OSCAR contains 2 immunoglobulin-like domains, D1 and D2, and their interdomain orientation differs significantly from other LRC receptors, with a suggestion of flexibility.1 The triple-helix peptide containing the consensus sequence GPOGPAGFO (where O represents hydroxyproline) is seen to bind to the N-terminal D1 domain of 1 OSCAR molecule and to the C-terminal D2 domain of the other molecule in the asymmetric unit. Direct binding assays on OSCAR molecules with mutations conclusively showed that D2, but not D1, is critical for collagen binding. This was a surprising result because collagen binds to the D1 domain of GPVI and LAIR-1, and this unusual binding may relate to the unique interdomain structure of OSCAR. The triple-helix bound to a groove on the β-sheet surface of D2 in OSCAR. Some backbone carbonyls of the triple helix are hydrogen bonded to D2 Tyr and Arg side chains, whereas the Phe is located in a D2 hydrophobic pocket, a feature seen for other collagen receptors. The D2 domain interacted with 2 of the 3 chains within the triple helix (middle and trailing chains), consistent with the requirement for the triple-helix structure for binding. Given the differences in specificity and binding for OSCAR compared with GPVI and LAIR-1, it will be exciting to see cocrystals of these other 2 LRC receptors with THPs as well.

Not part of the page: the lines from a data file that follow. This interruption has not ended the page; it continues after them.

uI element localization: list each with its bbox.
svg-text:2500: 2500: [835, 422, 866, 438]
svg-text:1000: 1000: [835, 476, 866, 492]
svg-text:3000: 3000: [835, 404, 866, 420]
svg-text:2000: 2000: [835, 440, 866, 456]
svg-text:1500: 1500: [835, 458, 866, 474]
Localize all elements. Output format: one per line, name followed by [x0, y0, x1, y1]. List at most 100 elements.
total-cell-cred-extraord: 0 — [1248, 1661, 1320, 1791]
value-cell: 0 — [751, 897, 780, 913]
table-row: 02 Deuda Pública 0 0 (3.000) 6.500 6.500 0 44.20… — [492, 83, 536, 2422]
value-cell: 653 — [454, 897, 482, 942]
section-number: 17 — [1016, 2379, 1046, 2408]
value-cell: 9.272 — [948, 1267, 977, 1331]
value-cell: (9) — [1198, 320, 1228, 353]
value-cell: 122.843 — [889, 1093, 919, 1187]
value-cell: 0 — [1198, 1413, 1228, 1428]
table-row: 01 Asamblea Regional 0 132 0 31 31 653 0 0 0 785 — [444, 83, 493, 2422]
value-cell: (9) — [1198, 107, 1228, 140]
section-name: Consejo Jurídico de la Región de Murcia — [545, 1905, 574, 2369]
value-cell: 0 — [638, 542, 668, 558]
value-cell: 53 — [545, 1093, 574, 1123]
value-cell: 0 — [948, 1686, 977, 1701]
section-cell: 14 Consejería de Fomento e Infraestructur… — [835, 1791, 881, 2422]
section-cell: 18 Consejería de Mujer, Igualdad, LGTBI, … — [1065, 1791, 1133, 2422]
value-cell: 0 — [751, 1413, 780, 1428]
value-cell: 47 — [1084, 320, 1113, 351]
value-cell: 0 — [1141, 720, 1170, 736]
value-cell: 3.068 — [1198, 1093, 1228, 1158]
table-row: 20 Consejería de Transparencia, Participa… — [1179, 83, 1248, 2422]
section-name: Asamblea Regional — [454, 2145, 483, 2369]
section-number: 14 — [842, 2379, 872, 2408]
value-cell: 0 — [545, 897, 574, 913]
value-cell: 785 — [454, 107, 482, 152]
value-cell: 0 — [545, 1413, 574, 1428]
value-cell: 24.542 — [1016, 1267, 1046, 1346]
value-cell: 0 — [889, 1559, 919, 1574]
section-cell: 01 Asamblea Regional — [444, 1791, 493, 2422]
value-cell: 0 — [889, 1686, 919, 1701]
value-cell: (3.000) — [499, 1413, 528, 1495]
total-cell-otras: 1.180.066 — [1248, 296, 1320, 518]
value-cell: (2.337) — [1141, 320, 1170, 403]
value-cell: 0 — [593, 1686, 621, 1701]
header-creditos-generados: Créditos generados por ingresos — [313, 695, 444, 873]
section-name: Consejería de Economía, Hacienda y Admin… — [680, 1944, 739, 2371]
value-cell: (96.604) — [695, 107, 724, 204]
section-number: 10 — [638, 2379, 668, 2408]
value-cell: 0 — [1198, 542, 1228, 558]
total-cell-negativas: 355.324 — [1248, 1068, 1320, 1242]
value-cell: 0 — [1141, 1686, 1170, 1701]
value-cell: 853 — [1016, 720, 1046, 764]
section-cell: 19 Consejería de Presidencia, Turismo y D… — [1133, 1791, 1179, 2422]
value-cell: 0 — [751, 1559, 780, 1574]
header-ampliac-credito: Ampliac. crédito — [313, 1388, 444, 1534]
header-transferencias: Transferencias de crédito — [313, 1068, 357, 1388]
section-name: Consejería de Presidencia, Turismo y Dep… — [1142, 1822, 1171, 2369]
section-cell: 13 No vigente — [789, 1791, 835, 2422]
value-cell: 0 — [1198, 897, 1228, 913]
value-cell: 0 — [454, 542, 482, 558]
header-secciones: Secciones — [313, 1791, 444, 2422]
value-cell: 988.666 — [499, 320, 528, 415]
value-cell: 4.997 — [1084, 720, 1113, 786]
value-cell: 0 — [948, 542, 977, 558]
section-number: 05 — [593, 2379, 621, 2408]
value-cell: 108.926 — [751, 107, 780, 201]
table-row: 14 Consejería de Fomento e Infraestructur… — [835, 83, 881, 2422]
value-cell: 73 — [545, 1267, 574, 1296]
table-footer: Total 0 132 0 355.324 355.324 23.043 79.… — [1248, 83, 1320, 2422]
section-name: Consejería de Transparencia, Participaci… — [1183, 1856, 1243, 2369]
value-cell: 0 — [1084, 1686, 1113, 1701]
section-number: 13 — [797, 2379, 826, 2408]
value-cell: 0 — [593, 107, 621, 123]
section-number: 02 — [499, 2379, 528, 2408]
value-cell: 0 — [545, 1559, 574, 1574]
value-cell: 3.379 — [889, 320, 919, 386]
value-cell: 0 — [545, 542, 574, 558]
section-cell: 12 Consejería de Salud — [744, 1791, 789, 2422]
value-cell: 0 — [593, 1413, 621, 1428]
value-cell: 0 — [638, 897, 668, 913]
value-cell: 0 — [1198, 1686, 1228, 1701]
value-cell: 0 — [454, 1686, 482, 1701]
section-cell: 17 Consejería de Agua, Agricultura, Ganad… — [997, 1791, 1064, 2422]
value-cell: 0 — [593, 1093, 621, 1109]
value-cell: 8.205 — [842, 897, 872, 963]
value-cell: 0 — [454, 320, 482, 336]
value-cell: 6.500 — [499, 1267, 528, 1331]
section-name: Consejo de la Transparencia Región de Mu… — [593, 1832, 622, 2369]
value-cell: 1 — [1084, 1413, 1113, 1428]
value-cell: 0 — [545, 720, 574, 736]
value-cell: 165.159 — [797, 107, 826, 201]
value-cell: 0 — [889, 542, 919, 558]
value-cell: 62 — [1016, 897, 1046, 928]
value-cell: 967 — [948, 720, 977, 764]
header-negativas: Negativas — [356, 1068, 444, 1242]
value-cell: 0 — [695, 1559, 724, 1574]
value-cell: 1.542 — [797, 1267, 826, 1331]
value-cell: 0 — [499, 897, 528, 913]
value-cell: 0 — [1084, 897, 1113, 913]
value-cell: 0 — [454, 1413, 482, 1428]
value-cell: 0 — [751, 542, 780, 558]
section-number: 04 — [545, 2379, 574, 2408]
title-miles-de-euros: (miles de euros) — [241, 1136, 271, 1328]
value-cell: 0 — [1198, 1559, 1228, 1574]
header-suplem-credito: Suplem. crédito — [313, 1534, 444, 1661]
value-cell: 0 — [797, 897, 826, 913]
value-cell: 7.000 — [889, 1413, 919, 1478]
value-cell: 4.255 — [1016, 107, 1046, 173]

Advances in our understanding of collagen-ligand interactions, such as that provided through high-resolution structures of complexes of receptors with collagen model peptides, offer the potential for the discovery and design of novel therapeutic agents that can target specific collagen interactions. Such directed binding could either suppress interactions between collagen and its ligand or promote lost collagen interactions in pathological conditions where normal collagen function is impaired. OSCAR may contribute to the pathogenesis and severity of a number of diseases including osteoporosis, atherosclerosis, chronic obstructive pulmonary disease, and rheumatoid arthritis.9⇓-11 For example, OSCAR expression by monocytes is inversely correlated with disease activity in rheumatoid arthritis.9 OSCAR expression is highly specific to osteoclasts and their precursors, compared with other immune system modulators such as receptor activator of nuclear factor κB, triggering receptor expressed on myeloid cells 2, and DNAX-activating protein of 12 kDa, making OSCAR a promising therapeutic target for common diseases with elevated osteoclast bone resorption activity such as osteoporosis and rheumatoid arthritis. Therapies that target osteoclast maturation and inhibit inflammatory osteoclastogenesis may be possible through regulation of OSCAR function, using collagen-like peptides, anti-OSCAR antibodies, or recombinant soluble OSCAR. The findings by Zhou et al1 provide important new insights into the molecular mechanism of OSCAR-collagen interactions and create a foundation for potential therapies.
Conflict-of-interest disclosure: The authors declare no competing financial interests.